La destructuration de la classe ouvrière (chômage, précarité, affaiblissement de l’industrie…) n’a-t-elle pas été vue comme une opportunité d’en finir avec la lutte des classes et même avec l’opposition gauche-droite  ?

Annie Collovald. La fin de la lutte des classes et de l’opposition droite-gauche est une rengaine de la vie politique qui a sans doute été réactivée avec plus de force dans une conjoncture où nombre d’intellectuels cherchaient à reléguer le marxisme dans les vieilleries théoriques, où les sciences sociales commençaient à détourner leurs enquêtes des groupes populaires « ordinaires » pour préférer leurs marges (déviants/délinquants, groupes immigrés) et où les grands partis de gauche et les syndicats connaissaient soit une érosion massive, soit une réorientation de leurs programmes et de leurs affinités sociales. La déstructuration de la classe ouvrière s’est accompagnée ainsi de sa désobjectivation politique et de l’apparition de nouvelles représentations qui ont déstabilisé la respectabilité ouvrière conquise par les générations passées. Pour le dire vite, elle a rendu pensables et possibles des politiques publiques, sinon inconcevables du moins irréalisables auparavant (le néolibéralisme), et des orientations particulièrement pénalisantes et stigmatisantes pour les démunis  : surveillance et contrôle des « mauvais pauvres » et des « tricheurs qui nuisent à la société ». Ce qui a contribué en retour à attester publiquement du caractère problématique des groupes populaires pour la société et la démocratie (non seulement ils ne se comportent pas en bons citoyens, mais ils votent pour un parti indigne).
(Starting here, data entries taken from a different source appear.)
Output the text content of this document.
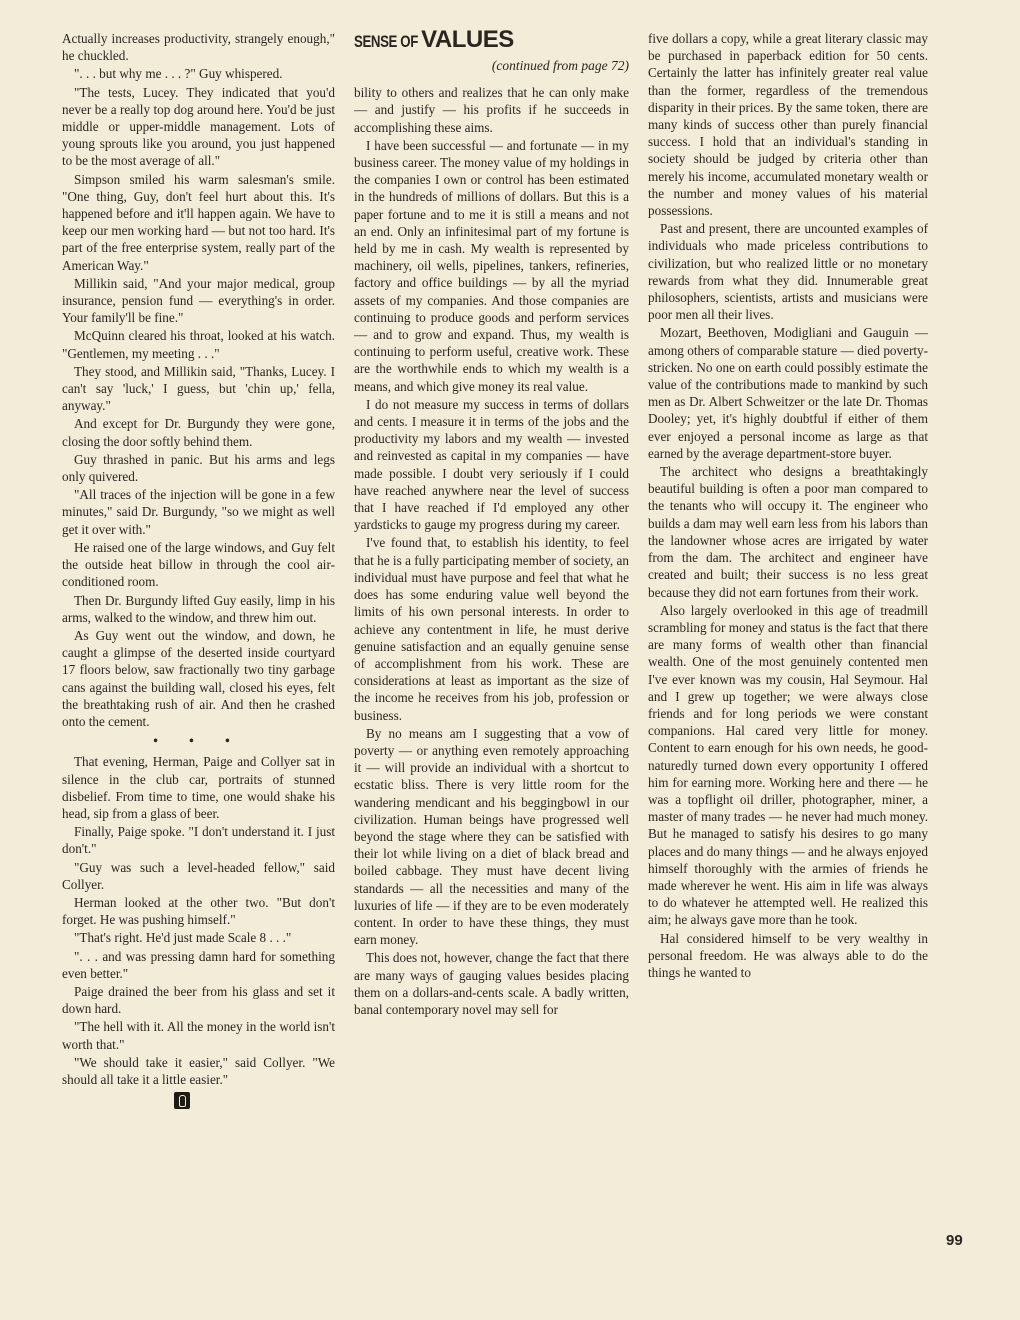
Actually increases productivity, strangely enough," he chuckled.

". . . but why me . . . ?" Guy whispered.

"The tests, Lucey. They indicated that you'd never be a really top dog around here. You'd be just middle or upper-middle management. Lots of young sprouts like you around, you just happened to be the most average of all."

Simpson smiled his warm salesman's smile. "One thing, Guy, don't feel hurt about this. It's happened before and it'll happen again. We have to keep our men working hard — but not too hard. It's part of the free enterprise system, really part of the American Way."

Millikin said, "And your major medical, group insurance, pension fund — everything's in order. Your family'll be fine."

McQuinn cleared his throat, looked at his watch. "Gentlemen, my meeting . . ."

They stood, and Millikin said, "Thanks, Lucey. I can't say 'luck,' I guess, but 'chin up,' fella, anyway."

And except for Dr. Burgundy they were gone, closing the door softly behind them.

Guy thrashed in panic. But his arms and legs only quivered.

"All traces of the injection will be gone in a few minutes," said Dr. Burgundy, "so we might as well get it over with."

He raised one of the large windows, and Guy felt the outside heat billow in through the cool air-conditioned room.

Then Dr. Burgundy lifted Guy easily, limp in his arms, walked to the window, and threw him out.

As Guy went out the window, and down, he caught a glimpse of the deserted inside courtyard 17 floors below, saw fractionally two tiny garbage cans against the building wall, closed his eyes, felt the breathtaking rush of air. And then he crashed onto the cement.

• • •

That evening, Herman, Paige and Collyer sat in silence in the club car, portraits of stunned disbelief. From time to time, one would shake his head, sip from a glass of beer.

Finally, Paige spoke. "I don't understand it. I just don't."

"Guy was such a level-headed fellow," said Collyer.

Herman looked at the other two. "But don't forget. He was pushing himself."

"That's right. He'd just made Scale 8 . . ."

". . . and was pressing damn hard for something even better."

Paige drained the beer from his glass and set it down hard.

"The hell with it. All the money in the world isn't worth that."

"We should take it easier," said Collyer. "We should all take it a little easier."

SENSE OF VALUES
(continued from page 72)

bility to others and realizes that he can only make — and justify — his profits if he succeeds in accomplishing these aims.

I have been successful — and fortunate — in my business career. The money value of my holdings in the companies I own or control has been estimated in the hundreds of millions of dollars. But this is a paper fortune and to me it is still a means and not an end. Only an infinitesimal part of my fortune is held by me in cash. My wealth is represented by machinery, oil wells, pipelines, tankers, refineries, factory and office buildings — by all the myriad assets of my companies. And those companies are continuing to produce goods and perform services — and to grow and expand. Thus, my wealth is continuing to perform useful, creative work. These are the worthwhile ends to which my wealth is a means, and which give money its real value.

I do not measure my success in terms of dollars and cents. I measure it in terms of the jobs and the productivity my labors and my wealth — invested and reinvested as capital in my companies — have made possible. I doubt very seriously if I could have reached anywhere near the level of success that I have reached if I'd employed any other yardsticks to gauge my progress during my career.

I've found that, to establish his identity, to feel that he is a fully participating member of society, an individual must have purpose and feel that what he does has some enduring value well beyond the limits of his own personal interests. In order to achieve any contentment in life, he must derive genuine satisfaction and an equally genuine sense of accomplishment from his work. These are considerations at least as important as the size of the income he receives from his job, profession or business.

By no means am I suggesting that a vow of poverty — or anything even remotely approaching it — will provide an individual with a shortcut to ecstatic bliss. There is very little room for the wandering mendicant and his beggingbowl in our civilization. Human beings have progressed well beyond the stage where they can be satisfied with their lot while living on a diet of black bread and boiled cabbage. They must have decent living standards — all the necessities and many of the luxuries of life — if they are to be even moderately content. In order to have these things, they must earn money.

This does not, however, change the fact that there are many ways of gauging values besides placing them on a dollars-and-cents scale. A badly written, banal contemporary novel may sell for

five dollars a copy, while a great literary classic may be purchased in paperback edition for 50 cents. Certainly the latter has infinitely greater real value than the former, regardless of the tremendous disparity in their prices. By the same token, there are many kinds of success other than purely financial success. I hold that an individual's standing in society should be judged by criteria other than merely his income, accumulated monetary wealth or the number and money values of his material possessions.

Past and present, there are uncounted examples of individuals who made priceless contributions to civilization, but who realized little or no monetary rewards from what they did. Innumerable great philosophers, scientists, artists and musicians were poor men all their lives.

Mozart, Beethoven, Modigliani and Gauguin — among others of comparable stature — died poverty-stricken. No one on earth could possibly estimate the value of the contributions made to mankind by such men as Dr. Albert Schweitzer or the late Dr. Thomas Dooley; yet, it's highly doubtful if either of them ever enjoyed a personal income as large as that earned by the average department-store buyer.

The architect who designs a breathtakingly beautiful building is often a poor man compared to the tenants who will occupy it. The engineer who builds a dam may well earn less from his labors than the landowner whose acres are irrigated by water from the dam. The architect and engineer have created and built; their success is no less great because they did not earn fortunes from their work.

Also largely overlooked in this age of treadmill scrambling for money and status is the fact that there are many forms of wealth other than financial wealth. One of the most genuinely contented men I've ever known was my cousin, Hal Seymour. Hal and I grew up together; we were always close friends and for long periods we were constant companions. Hal cared very little for money. Content to earn enough for his own needs, he good-naturedly turned down every opportunity I offered him for earning more. Working here and there — he was a topflight oil driller, photographer, miner, a master of many trades — he never had much money. But he managed to satisfy his desires to go many places and do many things — and he always enjoyed himself thoroughly with the armies of friends he made wherever he went. His aim in life was always to do whatever he attempted well. He realized this aim; he always gave more than he took.

Hal considered himself to be very wealthy in personal freedom. He was always able to do the things he wanted to

99
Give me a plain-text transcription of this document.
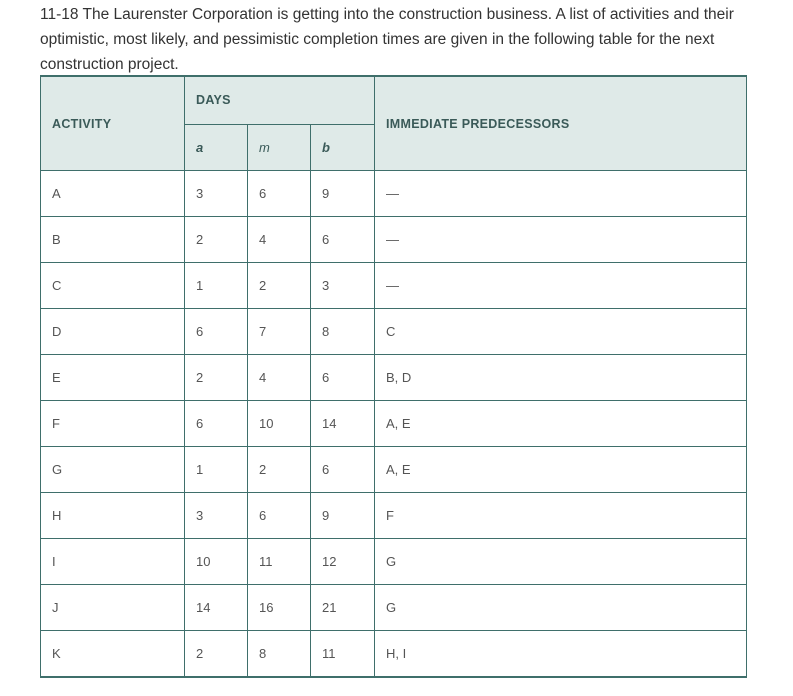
11-18 The Laurenster Corporation is getting into the construction business. A list of activities and their optimistic, most likely, and pessimistic completion times are given in the following table for the next construction project.
ACTIVITY	DAYS			IMMEDIATE PREDECESSORS
	a	m	b	
A	3	6	9	—
B	2	4	6	—
C	1	2	3	—
D	6	7	8	C
E	2	4	6	B, D
F	6	10	14	A, E
G	1	2	6	A, E
H	3	6	9	F
I	10	11	12	G
J	14	16	21	G
K	2	8	11	H, I
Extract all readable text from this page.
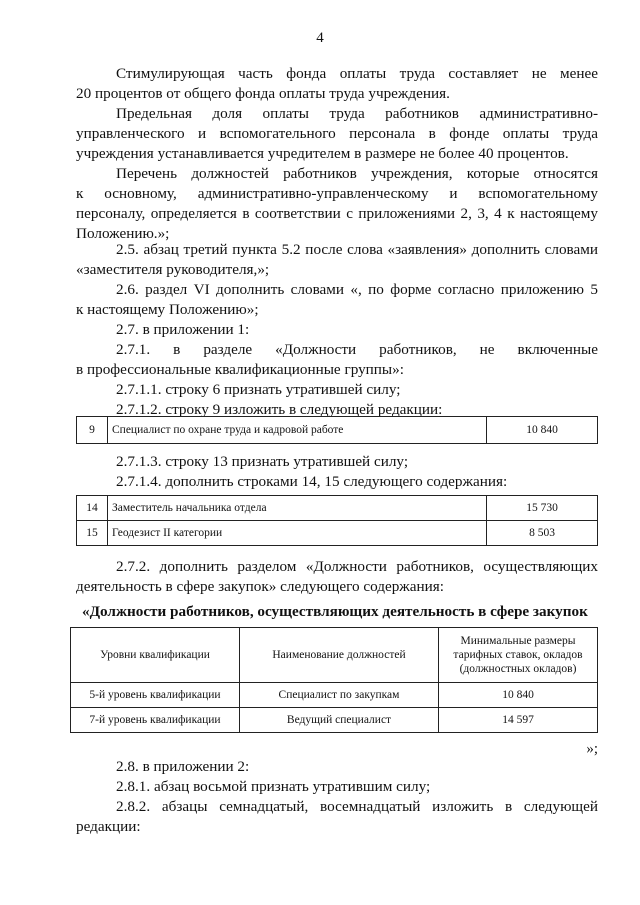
4
Стимулирующая часть фонда оплаты труда составляет не менее
20 процентов от общего фонда оплаты труда учреждения.
Предельная доля оплаты труда работников административно-
управленческого и вспомогательного персонала в фонде оплаты труда
учреждения устанавливается учредителем в размере не более 40 процентов.
Перечень должностей работников учреждения, которые относятся
к основному, административно-управленческому и вспомогательному
персоналу, определяется в соответствии с приложениями 2, 3, 4 к настоящему
Положению.»;
2.5. абзац третий пункта 5.2 после слова «заявления» дополнить словами
«заместителя руководителя,»;
2.6. раздел VI дополнить словами «, по форме согласно приложению 5
к настоящему Положению»;
2.7. в приложении 1:
2.7.1. в разделе «Должности работников, не включенные
в профессиональные квалификационные группы»:
2.7.1.1. строку 6 признать утратившей силу;
2.7.1.2. строку 9 изложить в следующей редакции:
9	Специалист по охране труда и кадровой работе	10 840
2.7.1.3. строку 13 признать утратившей силу;
2.7.1.4. дополнить строками 14, 15 следующего содержания:
14	Заместитель начальника отдела	15 730
15	Геодезист II категории	8 503
2.7.2. дополнить разделом «Должности работников, осуществляющих
деятельность в сфере закупок» следующего содержания:
«Должности работников, осуществляющих деятельность в сфере закупок
Уровни квалификации	Наименование должностей	Минимальные размеры
тарифных ставок, окладов
(должностных окладов)

5-й уровень квалификации	Специалист по закупкам	10 840
7-й уровень квалификации	Ведущий специалист	14 597
»;
2.8. в приложении 2:
2.8.1. абзац восьмой признать утратившим силу;
2.8.2. абзацы семнадцатый, восемнадцатый изложить в следующей
редакции:
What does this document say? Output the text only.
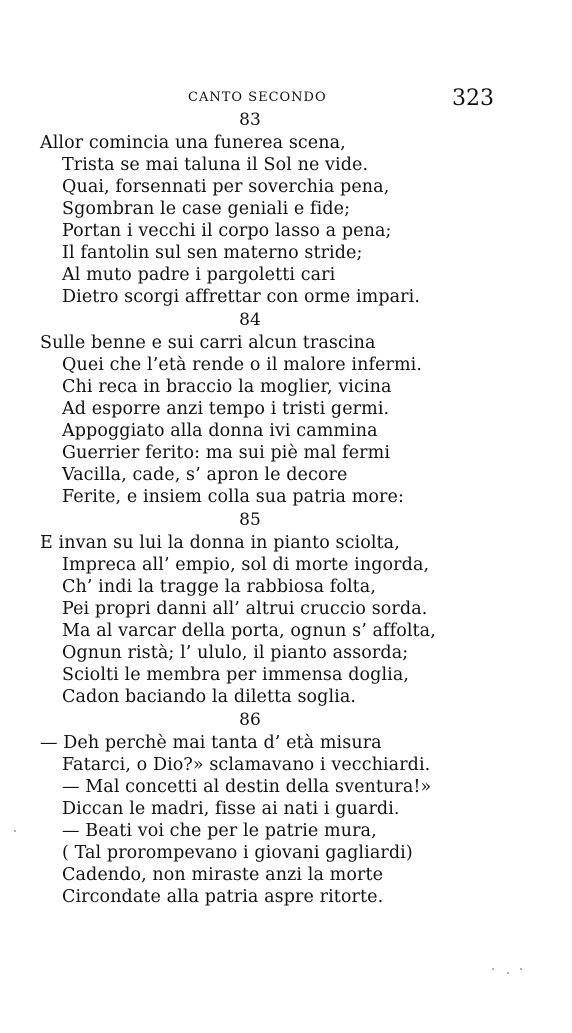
CANTO SECONDO	323
83
Allor comincia una funerea scena,
Trista se mai taluna il Sol ne vide.
Quai, forsennati per soverchia pena,
Sgombran le case geniali e fide;
Portan i vecchi il corpo lasso a pena;
Il fantolin sul sen materno stride;
Al muto padre i pargoletti cari
Dietro scorgi affrettar con orme impari.
84
Sulle benne e sui carri alcun trascina
Quei che l’età rende o il malore infermi.
Chi reca in braccio la moglier, vicina
Ad esporre anzi tempo i tristi germi.
Appoggiato alla donna ivi cammina
Guerrier ferito: ma sui piè mal fermi
Vacilla, cade, s’ apron le decore
Ferite, e insiem colla sua patria more:
85
E invan su lui la donna in pianto sciolta,
Impreca all’ empio, sol di morte ingorda,
Ch’ indi la tragge la rabbiosa folta,
Pei propri danni all’ altrui cruccio sorda.
Ma al varcar della porta, ognun s’ affolta,
Ognun ristà; l’ ululo, il pianto assorda;
Sciolti le membra per immensa doglia,
Cadon baciando la diletta soglia.
86
— Deh perchè mai tanta d’ età misura
Fatarci, o Dio?» sclamavano i vecchiardi.
— Mal concetti al destin della sventura!»
Diccan le madri, fisse ai nati i guardi.
— Beati voi che per le patrie mura,
( Tal prorompevano i giovani gagliardi)
Cadendo, non miraste anzi la morte
Circondate alla patria aspre ritorte.
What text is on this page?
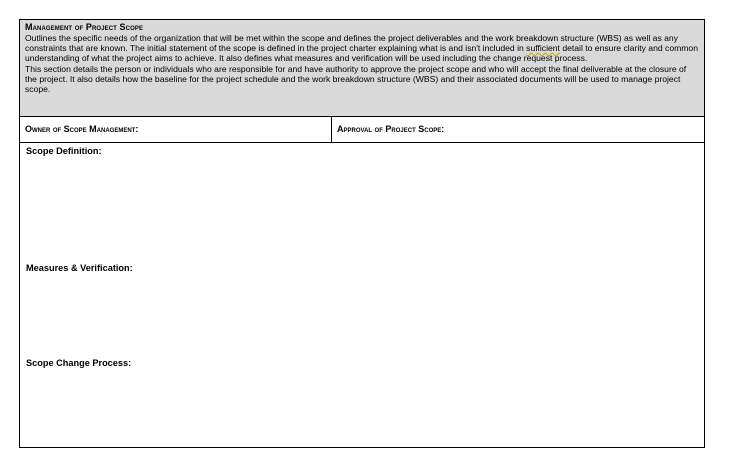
Management of Project Scope

Outlines the specific needs of the organization that will be met within the scope and defines the project deliverables and the work breakdown structure (WBS) as well as any constraints that are known. The initial statement of the scope is defined in the project charter explaining what is and isn't included in sufficient detail to ensure clarity and common understanding of what the project aims to achieve. It also defines what measures and verification will be used including the change request process.

This section details the person or individuals who are responsible for and have authority to approve the project scope and who will accept the final deliverable at the closure of the project. It also details how the baseline for the project schedule and the work breakdown structure (WBS) and their associated documents will be used to manage project scope.

Owner of Scope Management:	Approval of Project Scope:
Scope Definition:
Measures & Verification:
Scope Change Process:
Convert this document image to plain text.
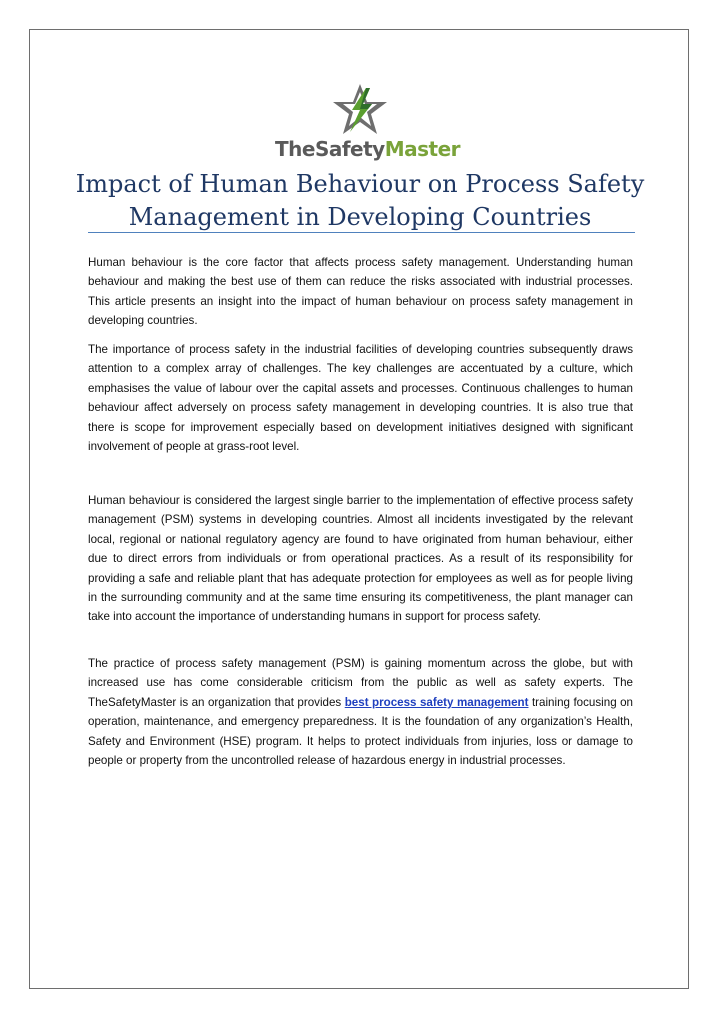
TheSafetyMaster
Impact of Human Behaviour on Process Safety Management in Developing Countries

Human behaviour is the core factor that affects process safety management. Understanding human behaviour and making the best use of them can reduce the risks associated with industrial processes. This article presents an insight into the impact of human behaviour on process safety management in developing countries.

The importance of process safety in the industrial facilities of developing countries subsequently draws attention to a complex array of challenges. The key challenges are accentuated by a culture, which emphasises the value of labour over the capital assets and processes. Continuous challenges to human behaviour affect adversely on process safety management in developing countries. It is also true that there is scope for improvement especially based on development initiatives designed with significant involvement of people at grass-root level.

Human behaviour is considered the largest single barrier to the implementation of effective process safety management (PSM) systems in developing countries. Almost all incidents investigated by the relevant local, regional or national regulatory agency are found to have originated from human behaviour, either due to direct errors from individuals or from operational practices. As a result of its responsibility for providing a safe and reliable plant that has adequate protection for employees as well as for people living in the surrounding community and at the same time ensuring its competitiveness, the plant manager can take into account the importance of understanding humans in support for process safety.

The practice of process safety management (PSM) is gaining momentum across the globe, but with increased use has come considerable criticism from the public as well as safety experts. The TheSafetyMaster is an organization that provides best process safety management training focusing on operation, maintenance, and emergency preparedness. It is the foundation of any organization’s Health, Safety and Environment (HSE) program. It helps to protect individuals from injuries, loss or damage to people or property from the uncontrolled release of hazardous energy in industrial processes.
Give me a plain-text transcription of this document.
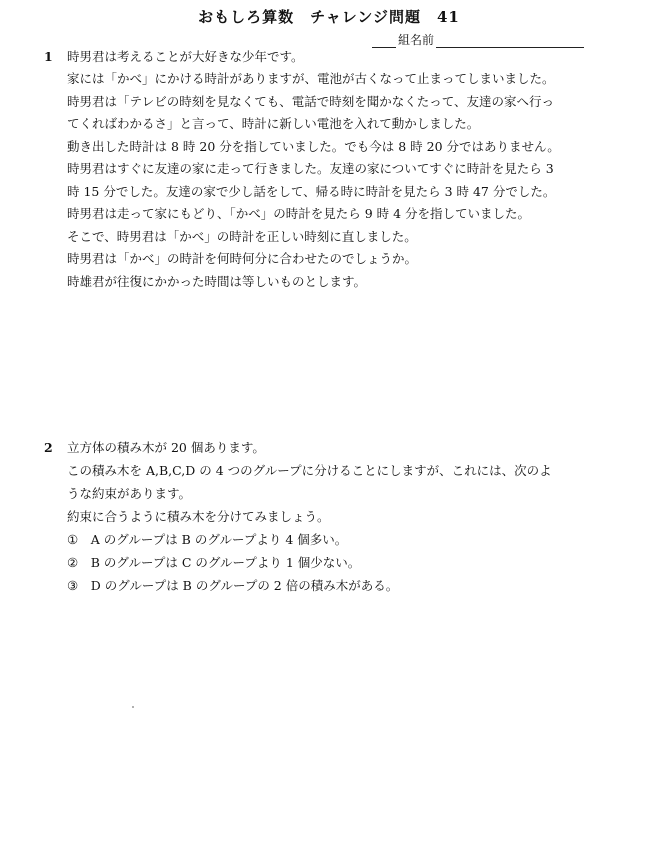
おもしろ算数　チャレンジ問題　41
組名前
1 時男君は考えることが大好きな少年です。
家には「かべ」にかける時計がありますが、電池が古くなって止まってしまいました。
時男君は「テレビの時刻を見なくても、電話で時刻を聞かなくたって、友達の家へ行っ
てくればわかるさ」と言って、時計に新しい電池を入れて動かしました。
動き出した時計は 8 時 20 分を指していました。でも今は 8 時 20 分ではありません。
時男君はすぐに友達の家に走って行きました。友達の家についてすぐに時計を見たら 3
時 15 分でした。友達の家で少し話をして、帰る時に時計を見たら 3 時 47 分でした。
時男君は走って家にもどり、「かべ」の時計を見たら 9 時 4 分を指していました。
そこで、時男君は「かべ」の時計を正しい時刻に直しました。
時男君は「かべ」の時計を何時何分に合わせたのでしょうか。
時雄君が往復にかかった時間は等しいものとします。
2 立方体の積み木が 20 個あります。
この積み木を A,B,C,D の 4 つのグループに分けることにしますが、これには、次のよ
うな約束があります。
約束に合うように積み木を分けてみましょう。
①　A のグループは B のグループより 4 個多い。
②　B のグループは C のグループより 1 個少ない。
③　D のグループは B のグループの 2 倍の積み木がある。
L’évolution des institutions (notamment leur présidentialisation) contribue-t-elle à l’éloignement des classes populaires  ?

Annie Collovald. Il s’agit là d’une question qui préoccupe prioritairement les plus intéressés par la politique. Je ne suis pas sûre que la présidentialisation soit un enjeu qui concerne directement les groupes populaires (et d’autres groupes sociaux d’ailleurs). En revanche, le démantèlement des services publics et la suppression de tous les services de proximité (poste, écoles, hôpitaux, services sociaux, police) ne peuvent que renforcer à la fois un sentiment d’abandon et un scepticisme parmi les groupes populaires pour lesquels ces différents services publics sont souvent les seuls représentants de l’État qu’ils connaissent et ceux qui travaillent à résoudre leurs problèmes concrets.

Le fonctionnement des partis est-il, selon vous, en cause dans cet éloignement  ?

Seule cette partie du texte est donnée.